Chitwan is known as Chitwan National Park, mainly because the city's main attraction is the national park itself.
Royal Chitwan National Park (RCNP) has long been one of the country’s treasures of natural wonders. The park is situated in south central Nepal, covering 932 sq. km. in the subtropical lowlands of the inner Terai. The area comprising the Tikauli forest - from Rapti river to the foothills of the Mahabharat - extending over an area of 175 sq. km. was declared Mahendra Mriga Kunj (Mahendra Deer Park) by the late King Mahendra in 1959. In 1963, the area south of Rapti River was demarcated as a rhinoceros sanctuary. The area was gazetted as the country’s first national park in 1973. Recognizing its unique ecosystems of international significance, UNESCO declared RCNP a World Heritage Site in 1984.
In 1996, an area of 750 sq. km surrounding the park was declared a buffer zone which consists of forests and private lands. The park and the local people jointly initiate community development activities and manage natural resources in the buffer zone. His Majesty’s Government has made a provision of plowing back 30-50 percent of the park revenue for community development in the buffer zone.
The park has a range of climatic seasons, each offering a unique experience. October through February with an average temperatures of 25°C offer an enjoyable climate. From March to June temperatures can reach as high as 43°C. The hot humid days give way to the monsoon season that typically lasts from late June until September. Rivers become flooded and roads are impassable. In late January, local villagers are allowed to cut thatch grasses to meet their needs, which offers a better viewing of wildlife to visitors. Also, between September and November, and February and April, migratory birds join the residential birds and create spectacular bird watching opportunities. While the monsoon rains bring lush vegetation, most trees flower in late winter. The palash tree, known as the "flame of the forest," and silk cotton tree have spectacular crimson flowers that can be seen from a distance.
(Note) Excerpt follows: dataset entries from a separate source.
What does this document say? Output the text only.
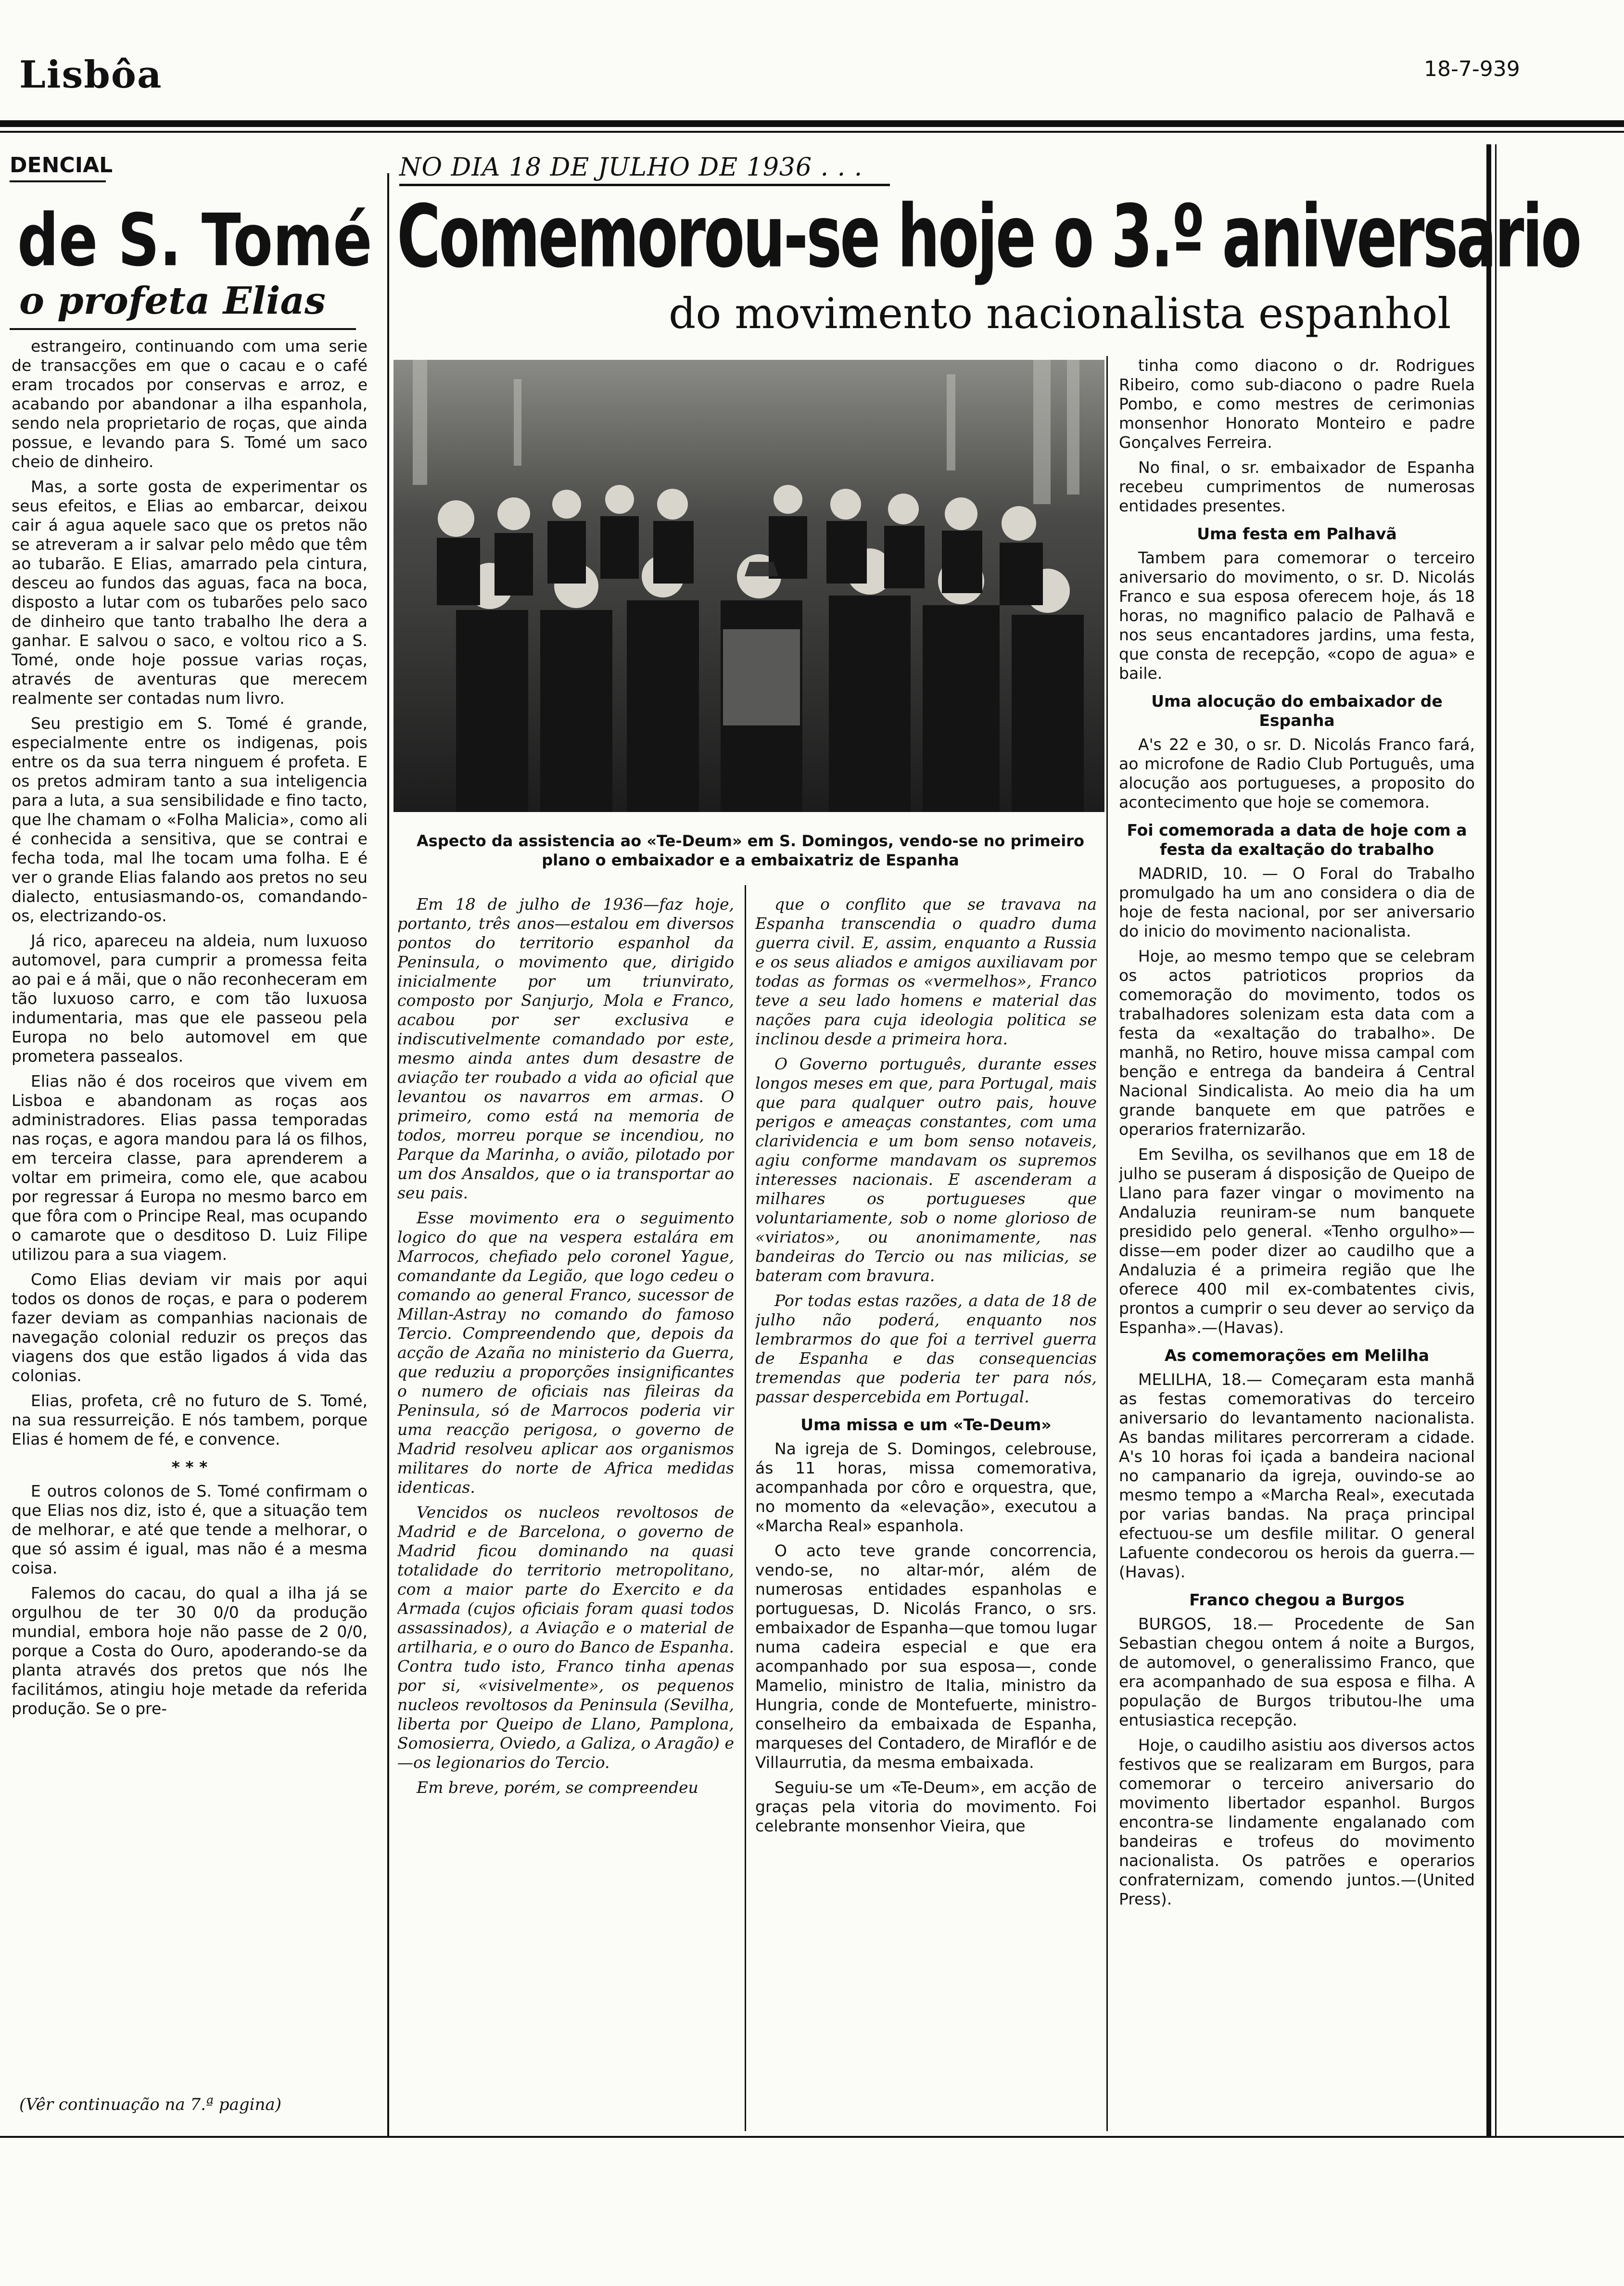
Lisbôa	18-7-939
DENCIAL
de S. Tomé
o profeta Elias

estrangeiro, continuando com uma serie de transacções em que o cacau e o café eram trocados por conservas e arroz, e acabando por abandonar a ilha espanhola, sendo nela proprietario de roças, que ainda possue, e levando para S. Tomé um saco cheio de dinheiro.

Mas, a sorte gosta de experimentar os seus efeitos, e Elias ao embarcar, deixou cair á agua aquele saco que os pretos não se atreveram a ir salvar pelo mêdo que têm ao tubarão. E Elias, amarrado pela cintura, desceu ao fundos das aguas, faca na boca, disposto a lutar com os tubarões pelo saco de dinheiro que tanto trabalho lhe dera a ganhar. E salvou o saco, e voltou rico a S. Tomé, onde hoje possue varias roças, através de aventuras que merecem realmente ser contadas num livro.

Seu prestigio em S. Tomé é grande, especialmente entre os indigenas, pois entre os da sua terra ninguem é profeta. E os pretos admiram tanto a sua inteligencia para a luta, a sua sensibilidade e fino tacto, que lhe chamam o «Folha Malicia», como ali é conhecida a sensitiva, que se contrai e fecha toda, mal lhe tocam uma folha. E é ver o grande Elias falando aos pretos no seu dialecto, entusiasmando-os, comandando-os, electrizando-os.

Já rico, apareceu na aldeia, num luxuoso automovel, para cumprir a promessa feita ao pai e á mãi, que o não reconheceram em tão luxuoso carro, e com tão luxuosa indumentaria, mas que ele passeou pela Europa no belo automovel em que prometera passealos.

Elias não é dos roceiros que vivem em Lisboa e abandonam as roças aos administradores. Elias passa temporadas nas roças, e agora mandou para lá os filhos, em terceira classe, para aprenderem a voltar em primeira, como ele, que acabou por regressar á Europa no mesmo barco em que fôra com o Principe Real, mas ocupando o camarote que o desditoso D. Luiz Filipe utilizou para a sua viagem.

Como Elias deviam vir mais por aqui todos os donos de roças, e para o poderem fazer deviam as companhias nacionais de navegação colonial reduzir os preços das viagens dos que estão ligados á vida das colonias.

Elias, profeta, crê no futuro de S. Tomé, na sua ressurreição. E nós tambem, porque Elias é homem de fé, e convence.

* * *

E outros colonos de S. Tomé confirmam o que Elias nos diz, isto é, que a situação tem de melhorar, e até que tende a melhorar, o que só assim é igual, mas não é a mesma coisa.

Falemos do cacau, do qual a ilha já se orgulhou de ter 30 0/0 da produção mundial, embora hoje não passe de 2 0/0, porque a Costa do Ouro, apoderando-se da planta através dos pretos que nós lhe facilitámos, atingiu hoje metade da referida produção. Se o pre-

(Vêr continuação na 7.ª pagina)
NO DIA 18 DE JULHO DE 1936 . . .
Comemorou-se hoje o 3.º aniversario
do movimento nacionalista espanhol
Aspecto da assistencia ao «Te-Deum» em S. Domingos, vendo-se no primeiro plano o embaixador e a embaixatriz de Espanha

Em 18 de julho de 1936—faz hoje, portanto, três anos—estalou em diversos pontos do territorio espanhol da Peninsula, o movimento que, dirigido inicialmente por um triunvirato, composto por Sanjurjo, Mola e Franco, acabou por ser exclusiva e indiscutivelmente comandado por este, mesmo ainda antes dum desastre de aviação ter roubado a vida ao oficial que levantou os navarros em armas. O primeiro, como está na memoria de todos, morreu porque se incendiou, no Parque da Marinha, o avião, pilotado por um dos Ansaldos, que o ia transportar ao seu pais.

Esse movimento era o seguimento logico do que na vespera estalára em Marrocos, chefiado pelo coronel Yague, comandante da Legião, que logo cedeu o comando ao general Franco, sucessor de Millan-Astray no comando do famoso Tercio. Compreendendo que, depois da acção de Azaña no ministerio da Guerra, que reduziu a proporções insignificantes o numero de oficiais nas fileiras da Peninsula, só de Marrocos poderia vir uma reacção perigosa, o governo de Madrid resolveu aplicar aos organismos militares do norte de Africa medidas identicas.

Vencidos os nucleos revoltosos de Madrid e de Barcelona, o governo de Madrid ficou dominando na quasi totalidade do territorio metropolitano, com a maior parte do Exercito e da Armada (cujos oficiais foram quasi todos assassinados), a Aviação e o material de artilharia, e o ouro do Banco de Espanha. Contra tudo isto, Franco tinha apenas por si, «visivelmente», os pequenos nucleos revoltosos da Peninsula (Sevilha, liberta por Queipo de Llano, Pamplona, Somosierra, Oviedo, a Galiza, o Aragão) e—os legionarios do Tercio.

Em breve, porém, se compreendeu

que o conflito que se travava na Espanha transcendia o quadro duma guerra civil. E, assim, enquanto a Russia e os seus aliados e amigos auxiliavam por todas as formas os «vermelhos», Franco teve a seu lado homens e material das nações para cuja ideologia politica se inclinou desde a primeira hora.

O Governo português, durante esses longos meses em que, para Portugal, mais que para qualquer outro pais, houve perigos e ameaças constantes, com uma clarividencia e um bom senso notaveis, agiu conforme mandavam os supremos interesses nacionais. E ascenderam a milhares os portugueses que voluntariamente, sob o nome glorioso de «viriatos», ou anonimamente, nas bandeiras do Tercio ou nas milicias, se bateram com bravura.

Por todas estas razões, a data de 18 de julho não poderá, enquanto nos lembrarmos do que foi a terrivel guerra de Espanha e das consequencias tremendas que poderia ter para nós, passar despercebida em Portugal.

Uma missa e um «Te-Deum»

Na igreja de S. Domingos, celebrouse, ás 11 horas, missa comemorativa, acompanhada por côro e orquestra, que, no momento da «elevação», executou a «Marcha Real» espanhola.

O acto teve grande concorrencia, vendo-se, no altar-mór, além de numerosas entidades espanholas e portuguesas, D. Nicolás Franco, o srs. embaixador de Espanha—que tomou lugar numa cadeira especial e que era acompanhado por sua esposa—, conde Mamelio, ministro de Italia, ministro da Hungria, conde de Montefuerte, ministro-conselheiro da embaixada de Espanha, marqueses del Contadero, de Miraflór e de Villaurrutia, da mesma embaixada.

Seguiu-se um «Te-Deum», em acção de graças pela vitoria do movimento. Foi celebrante monsenhor Vieira, que

tinha como diacono o dr. Rodrigues Ribeiro, como sub-diacono o padre Ruela Pombo, e como mestres de cerimonias monsenhor Honorato Monteiro e padre Gonçalves Ferreira.

No final, o sr. embaixador de Espanha recebeu cumprimentos de numerosas entidades presentes.

Uma festa em Palhavã

Tambem para comemorar o terceiro aniversario do movimento, o sr. D. Nicolás Franco e sua esposa oferecem hoje, ás 18 horas, no magnifico palacio de Palhavã e nos seus encantadores jardins, uma festa, que consta de recepção, «copo de agua» e baile.

Uma alocução do embaixador de Espanha

A's 22 e 30, o sr. D. Nicolás Franco fará, ao microfone de Radio Club Português, uma alocução aos portugueses, a proposito do acontecimento que hoje se comemora.

Foi comemorada a data de hoje com a festa da exaltação do trabalho

MADRID, 10. — O Foral do Trabalho promulgado ha um ano considera o dia de hoje de festa nacional, por ser aniversario do inicio do movimento nacionalista.

Hoje, ao mesmo tempo que se celebram os actos patrioticos proprios da comemoração do movimento, todos os trabalhadores solenizam esta data com a festa da «exaltação do trabalho». De manhã, no Retiro, houve missa campal com benção e entrega da bandeira á Central Nacional Sindicalista. Ao meio dia ha um grande banquete em que patrões e operarios fraternizarão.

Em Sevilha, os sevilhanos que em 18 de julho se puseram á disposição de Queipo de Llano para fazer vingar o movimento na Andaluzia reuniram-se num banquete presidido pelo general. «Tenho orgulho»—disse—em poder dizer ao caudilho que a Andaluzia é a primeira região que lhe oferece 400 mil ex-combatentes civis, prontos a cumprir o seu dever ao serviço da Espanha».—(Havas).

As comemorações em Melilha

MELILHA, 18.— Começaram esta manhã as festas comemorativas do terceiro aniversario do levantamento nacionalista. As bandas militares percorreram a cidade. A's 10 horas foi içada a bandeira nacional no campanario da igreja, ouvindo-se ao mesmo tempo a «Marcha Real», executada por varias bandas. Na praça principal efectuou-se um desfile militar. O general Lafuente condecorou os herois da guerra.—(Havas).

Franco chegou a Burgos

BURGOS, 18.— Procedente de San Sebastian chegou ontem á noite a Burgos, de automovel, o generalissimo Franco, que era acompanhado de sua esposa e filha. A população de Burgos tributou-lhe uma entusiastica recepção.

Hoje, o caudilho asistiu aos diversos actos festivos que se realizaram em Burgos, para comemorar o terceiro aniversario do movimento libertador espanhol. Burgos encontra-se lindamente engalanado com bandeiras e trofeus do movimento nacionalista. Os patrões e operarios confraternizam, comendo juntos.—(United Press).
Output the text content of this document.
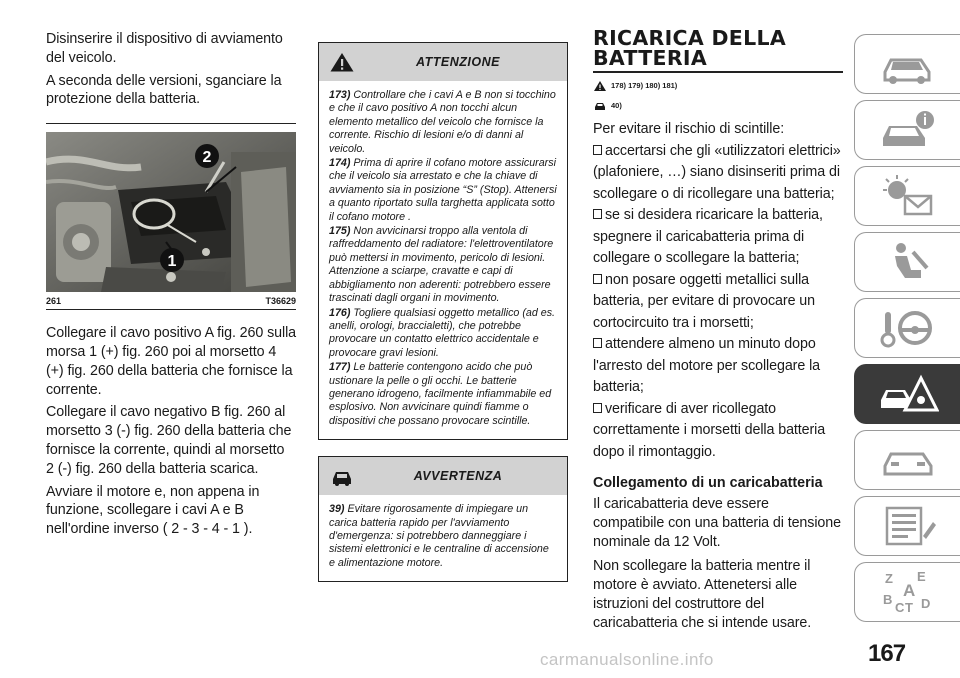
Disinserire il dispositivo di avviamento del veicolo.

A seconda delle versioni, sganciare la protezione della batteria.

2
1
261	T36629

Collegare il cavo positivo A fig. 260 sulla morsa 1 (+) fig. 260 poi al morsetto 4 (+) fig. 260 della batteria che fornisce la corrente.

Collegare il cavo negativo B fig. 260 al morsetto 3 (-) fig. 260 della batteria che fornisce la corrente, quindi al morsetto 2 (-) fig. 260 della batteria scarica.

Avviare il motore e, non appena in funzione, scollegare i cavi A e B nell'ordine inverso ( 2 - 3 - 4 - 1 ).

ATTENZIONE
173) Controllare che i cavi A e B non si tocchino e che il cavo positivo A non tocchi alcun elemento metallico del veicolo che fornisce la corrente. Rischio di lesioni e/o di danni al veicolo.
174) Prima di aprire il cofano motore assicurarsi che il veicolo sia arrestato e che la chiave di avviamento sia in posizione “S” (Stop). Attenersi a quanto riportato sulla targhetta applicata sotto il cofano motore .
175) Non avvicinarsi troppo alla ventola di raffreddamento del radiatore: l'elettroventilatore può mettersi in movimento, pericolo di lesioni. Attenzione a sciarpe, cravatte e capi di abbigliamento non aderenti: potrebbero essere trascinati dagli organi in movimento.
176) Togliere qualsiasi oggetto metallico (ad es. anelli, orologi, braccialetti), che potrebbe provocare un contatto elettrico accidentale e provocare gravi lesioni.
177) Le batterie contengono acido che può ustionare la pelle o gli occhi. Le batterie generano idrogeno, facilmente infiammabile ed esplosivo. Non avvicinare quindi fiamme o dispositivi che possano provocare scintille.
AVVERTENZA
39) Evitare rigorosamente di impiegare un carica batteria rapido per l'avviamento d'emergenza: si potrebbero danneggiare i sistemi elettronici e le centraline di accensione e alimentazione motore.
RICARICA DELLA
BATTERIA
178) 179) 180) 181)
40)

Per evitare il rischio di scintille:

accertarsi che gli «utilizzatori elettrici» (plafoniere, …) siano disinseriti prima di scollegare o di ricollegare una batteria;
se si desidera ricaricare la batteria, spegnere il caricabatteria prima di collegare o scollegare la batteria;
non posare oggetti metallici sulla batteria, per evitare di provocare un cortocircuito tra i morsetti;
attendere almeno un minuto dopo l'arresto del motore per scollegare la batteria;
verificare di aver ricollegato correttamente i morsetti della batteria dopo il rimontaggio.
Collegamento di un caricabatteria

Il caricabatteria deve essere compatibile con una batteria di tensione nominale da 12 Volt.

Non scollegare la batteria mentre il motore è avviato. Attenetersi alle istruzioni del costruttore del caricabatteria che si intende usare.

Z E
A
B
C T D
carmanualsonline.info	167
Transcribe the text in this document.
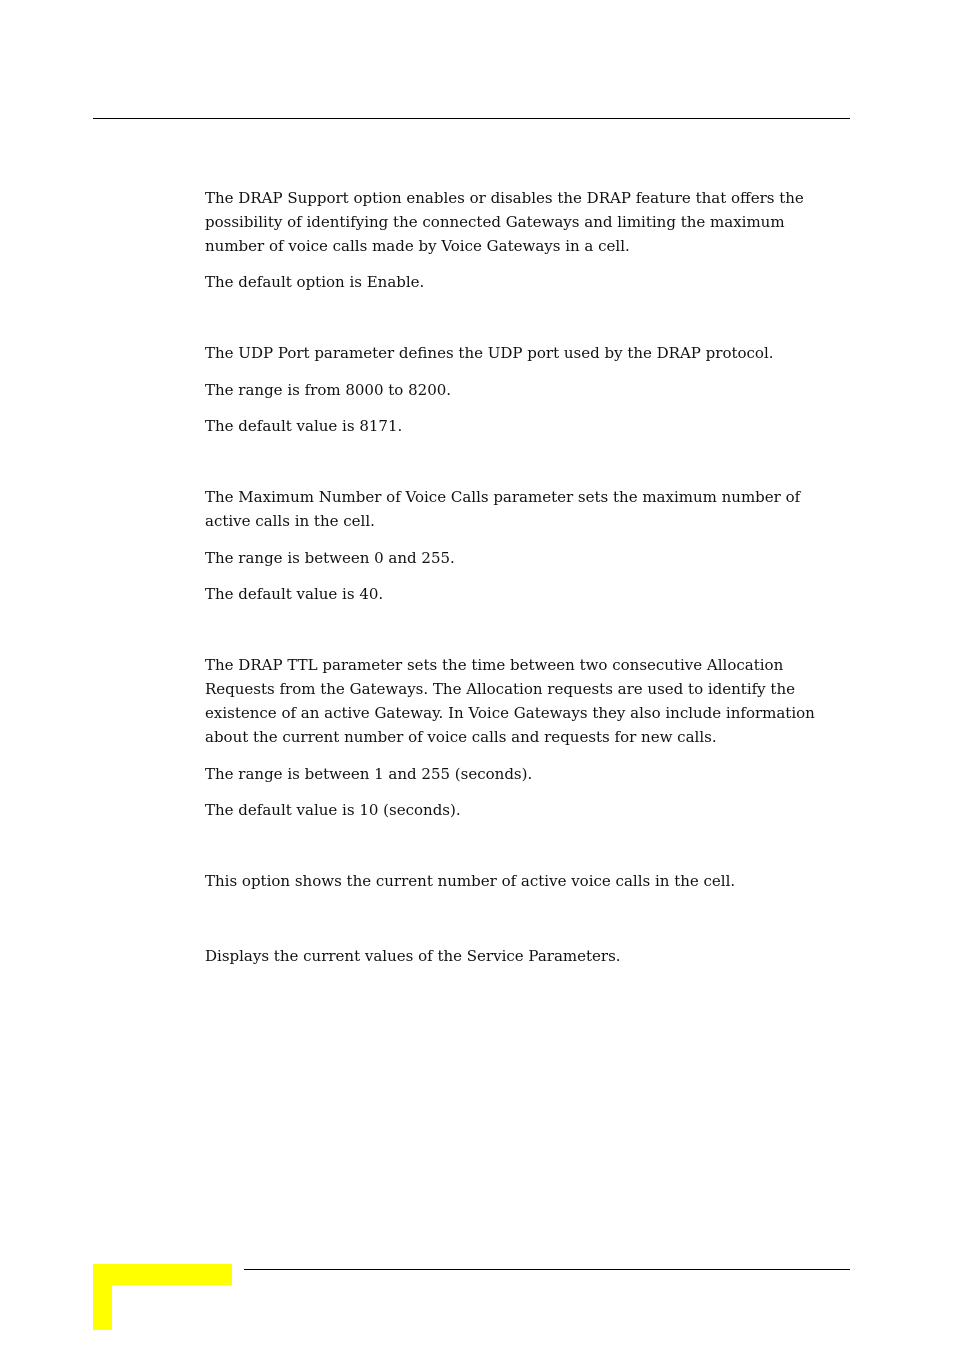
The DRAP Support option enables or disables the DRAP feature that offers the
possibility of identifying the connected Gateways and limiting the maximum
number of voice calls made by Voice Gateways in a cell.

The default option is Enable.

The UDP Port parameter defines the UDP port used by the DRAP protocol.

The range is from 8000 to 8200.

The default value is 8171.

The Maximum Number of Voice Calls parameter sets the maximum number of
active calls in the cell.

The range is between 0 and 255.

The default value is 40.

The DRAP TTL parameter sets the time between two consecutive Allocation
Requests from the Gateways. The Allocation requests are used to identify the
existence of an active Gateway. In Voice Gateways they also include information
about the current number of voice calls and requests for new calls.

The range is between 1 and 255 (seconds).

The default value is 10 (seconds).

This option shows the current number of active voice calls in the cell.

Displays the current values of the Service Parameters.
The park houses a diversity of ecosystems, including the Churia hills, ox-bow lakes, and the flood plains of the Rapti, Reu and Narayani Rivers. The Churia hills rise slowly towards the east from 150m. to more than 800m. The western portion of the park is comprised of the lower but more rugged Someshwor hills. The park shares its eastern boundary with the Parsa Wildlife Reserve.The Chitwan valley consists of tropical and subtropical forests. Sal forests cover 70 percent of the park. Sal leaves are used locally for plates in festivals and religious offerings. Grasslands cover 20 percent of the park. There are more than 50 different types of grasses, including the elephant grass (Saccharum spp.), renowned for its immense height. It can grow up to 8m. in height ! The shorter grasses (Imperata spp.) are used for roof thatching, and mats, rope and paper making.The park is home to more than 50 mammal species, over 525 birds, and 55 amphibians and reptiles. The endangered fauna found in the park are:
Mammals and reptiles
One-horned rhinoceros, Gaur,
Royal Bengal tiger, Wild elephant,
Fourhorned antelope, Pangolin, Gangetic dolphin, Gharial crocodile, Golden monitor lizard, Python, etc.
Bengal florican, Lesser florican, Giant hornbill, Black stork, White stork, etc.
Tharus are the main indigenous ethnic groups in Chitwan. They are well known for their resistance to malaria. Traditionally they are farmers and practice their own unique tribal culture. A stroll or a ride through the Tharu village will provide an opportunity to see their traditional farming and relics. Traditional Tharu stick dance gives an insight into their culture.
The park offers interesting sites and activities. The display at the Visitor Center at Sauraha provides fascinating information on wildlife and conservation programs. The Women’s User Group souvenir shop offers a variety of handicrafts and other local products for gifts and souvenirs.Elephant safari provides an opportunity to get a closer view of the endangered One-horned Rhinoceros. One may also get a glimpse of the elusive Bengal tiger. The Elephant Breeding Center at Khorsor, Sauraha gives you information on domesticated elephant and the baby elephants born there. The museum at Kasara, the park headquarters, has informative displays. Near the HQ , visitors can see Bikram Baba, a Hindu religious site of archival value. A short walk (1 km.) from the park HQ will take you to the Gharial Breeding Center, which is also home to the Marsh mugger and a number of turtles. Inside the park, there are 7 resorts run by park concessionaires that can provide lodging and access to wildlife activities. Various resorts and lodges situated outside the park also offer a variety of services.